Time Series anomaly detection

Time series anomaly detection

"An anomaly is an observation which deviates so much from other observations as to arouse suspicions that it was generated by a different mechanism." (Hawking 1980) "Anomalies [...] may or not be harmful." (Esling 2012)

Types of anomalies

The anomalies in an industrial system are often influenced by external factors such as speed or product being manufactured. There external factors represent the context and should be added to the feature vector.

Furthermore, there might be a difference between what you detect and what are the people actually interested in on site.

On industrial systems, you would find different types of anomalies signatures. A bearing degrading or gear wear would result in a progressive shift from the normal state. Other pattern might be detected with such anomalies : the mean is going up or the amplitude of the phenomenon is increasing or a cyclic pattern appear more often.

When a component breaks or when something gets stuck the anomaly signature would result in a persitent change. This type of signature would also appear after a poorly performed maintenance. IN this case, a stepwise pattern appears in the time series data.

Other anomalies can appear in the data. For example, a measuring error or a short current spike caused by an induction peak can appear and is considered an anomaly because it is clearly out of trend. However, it is often the case that those anomalies are don't represent errors and are a normal part of the process.

In order to alert on the anomalies that represent an error or a degradation of the system and filter out the spike anomalies, some feature engineering has to be done.

Feature extraction

This represent the most important part of the analysis. Either you use knowledge of the experts, intuition of literatures (especially for bearing and rotating machines).

Or you perform an automated feature extraction using packages such as :

HTCSA (highly comparative time-series analysis) is a library implementing more than 7000 features (use pyopy for Python on Linux and OSX). It allows to normalize and clster the data, produce low dimensional representation of the data, identify and discriminate features between different classes of time series, learn multivariate classification models, vizualise the data, etc.
Catch22 reduces the 7000 features coded in HTCSA to the 22 that produced the best results across 93 real world time-series datasets.
tsfresh is a package that automatically calculates a large number of time series characteristics and contains methods to evaluate the explaining power and importance of such characteristics for regression or classification tasks

A combinaison of both automatically extracted knowledge and human knowledge can be combined. For instance, you can filter the spikes with a rolling median and then use catch22 on the resulting data. Or you can in parallel use your knowledge about bearing degradation and some automatically extracted feature.

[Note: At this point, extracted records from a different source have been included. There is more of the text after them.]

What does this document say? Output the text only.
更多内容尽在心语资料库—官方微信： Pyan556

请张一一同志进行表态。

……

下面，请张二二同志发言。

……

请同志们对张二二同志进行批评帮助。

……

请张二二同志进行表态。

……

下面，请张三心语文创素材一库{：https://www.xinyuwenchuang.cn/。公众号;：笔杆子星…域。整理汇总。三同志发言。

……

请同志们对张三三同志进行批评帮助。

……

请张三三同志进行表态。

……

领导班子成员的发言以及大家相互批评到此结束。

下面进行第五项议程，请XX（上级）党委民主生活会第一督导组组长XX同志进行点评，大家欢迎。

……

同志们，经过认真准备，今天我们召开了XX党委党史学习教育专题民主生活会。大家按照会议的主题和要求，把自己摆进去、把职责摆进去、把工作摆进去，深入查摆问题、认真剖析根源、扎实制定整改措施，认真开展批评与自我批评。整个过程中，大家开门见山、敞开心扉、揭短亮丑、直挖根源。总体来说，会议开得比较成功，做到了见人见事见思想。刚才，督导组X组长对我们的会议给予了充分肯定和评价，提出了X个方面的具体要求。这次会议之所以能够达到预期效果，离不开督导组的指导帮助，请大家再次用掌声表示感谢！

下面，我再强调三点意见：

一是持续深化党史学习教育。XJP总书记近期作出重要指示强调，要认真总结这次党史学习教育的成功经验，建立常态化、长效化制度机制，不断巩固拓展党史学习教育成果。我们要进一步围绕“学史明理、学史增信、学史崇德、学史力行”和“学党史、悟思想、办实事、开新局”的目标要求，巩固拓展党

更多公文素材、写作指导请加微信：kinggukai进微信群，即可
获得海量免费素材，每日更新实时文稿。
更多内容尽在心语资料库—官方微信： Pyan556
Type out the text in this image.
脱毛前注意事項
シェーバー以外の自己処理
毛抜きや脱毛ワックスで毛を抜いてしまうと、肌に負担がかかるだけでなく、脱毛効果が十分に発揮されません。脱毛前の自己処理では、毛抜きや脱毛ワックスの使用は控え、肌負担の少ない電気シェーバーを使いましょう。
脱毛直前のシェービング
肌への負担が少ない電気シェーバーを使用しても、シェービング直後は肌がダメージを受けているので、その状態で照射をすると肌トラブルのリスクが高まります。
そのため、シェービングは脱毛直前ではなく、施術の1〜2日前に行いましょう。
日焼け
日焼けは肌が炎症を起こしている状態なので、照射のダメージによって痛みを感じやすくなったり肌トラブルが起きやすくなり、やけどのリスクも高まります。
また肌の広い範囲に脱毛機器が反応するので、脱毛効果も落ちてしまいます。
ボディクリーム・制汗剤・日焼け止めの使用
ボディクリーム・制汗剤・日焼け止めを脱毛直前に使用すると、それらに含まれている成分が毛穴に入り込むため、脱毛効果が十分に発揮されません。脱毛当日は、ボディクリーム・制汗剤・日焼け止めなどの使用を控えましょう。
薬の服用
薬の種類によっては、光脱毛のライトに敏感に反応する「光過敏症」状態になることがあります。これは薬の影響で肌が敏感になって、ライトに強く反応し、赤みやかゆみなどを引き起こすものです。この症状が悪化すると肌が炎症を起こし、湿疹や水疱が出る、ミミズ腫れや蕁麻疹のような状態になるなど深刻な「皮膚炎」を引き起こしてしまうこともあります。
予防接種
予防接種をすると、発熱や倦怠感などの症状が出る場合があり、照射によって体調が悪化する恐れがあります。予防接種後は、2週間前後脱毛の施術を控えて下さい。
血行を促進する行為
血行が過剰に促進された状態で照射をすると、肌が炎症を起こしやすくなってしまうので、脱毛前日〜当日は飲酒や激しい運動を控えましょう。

Unsupervised Anomaly Detection algorithms

When you are using unsupervised anomaly detection algorithm you postulate that the majority is normal and you try to find outliers. Those outliers are the anomalies. This approach is useful when you only have unlabeled data.

Algorithms used in this case are often :

nearest neighbor / density based :
- Global : K-Nearest Neighbor (K-NN), DBSCAN
- Local : Local Outlier Factor (LOF)
Clustering based:
- Global : Cluster Based Local Outlier Factor (CBLOF/uCBLOF)
- Local : Local Density Cluster-based Outlier Factor (LDCOF)

The tricky part is to set k, the number of clusters and the other hyperparameters.

Furthermore, this kind of alogrithms perform poorly against persitant changes because the normal and anormal states would be in two clusters but they would be identified as normal by the algorithm since they represent the majority of the data.

Semi-supervised Anomaly Detection algorithms

The first approach is to train the algorithm on healthy data and detect an anomaly when the distance between the measured point and the healthy cluster exceeds a value. * Distance based measures to healthy states such as the measure of the Mahalanobis distance

You can also model the surface of the healthy state and detect an anomaly when the measure crosses the surface :

Rich Representation of Healthy State:
- One-class Support Vector Machines (SVM)
- One-class Neuronal Networks

Finally you can perform a dimension reduction of the space by finding new basis function of the state, and keeping only the n most important feature vector. An anomaly is detected when the reconstruction error grows because it is not part of what is considered normal.

Reconstruction Error with Basis Functions :
- Principal Component Analysis (PCA)
- Neuronal Network (Autoencoders)

Very important : Do not use dimensionality reduction (like PCA) before the anomaly detection because you would throw away all the anomalies.

PCA

This kind of semi supervised approach is strongly dependent on the data. Hence if you don't have a healthy state in the training set then the output of the algorithm won't be useful.

Supervised anomaly detection algorithm

Here, you apply classical classification methods for machine learning. However, be careful when training your classifiers because you have very imbalanced classes.

Conclusions

Anomalies may or may not be harmful! Hence you have to focus on the one that can damage your system. Anomaly interpretation depend a lot on the context (spike, progressive change, persitent change) Questions for feature extraction (collective, contextual or point like):

which external influence ?
which kind of events should be detected ?

Questions for choice of algorithm :

Does data have labelled events ? -> Supervised learning
Is healthy state marked ? -> Semi Supervised
If no knowledge at all -> Unsupervised

Questions for model deployment

When is information needed (real-time vs historic)?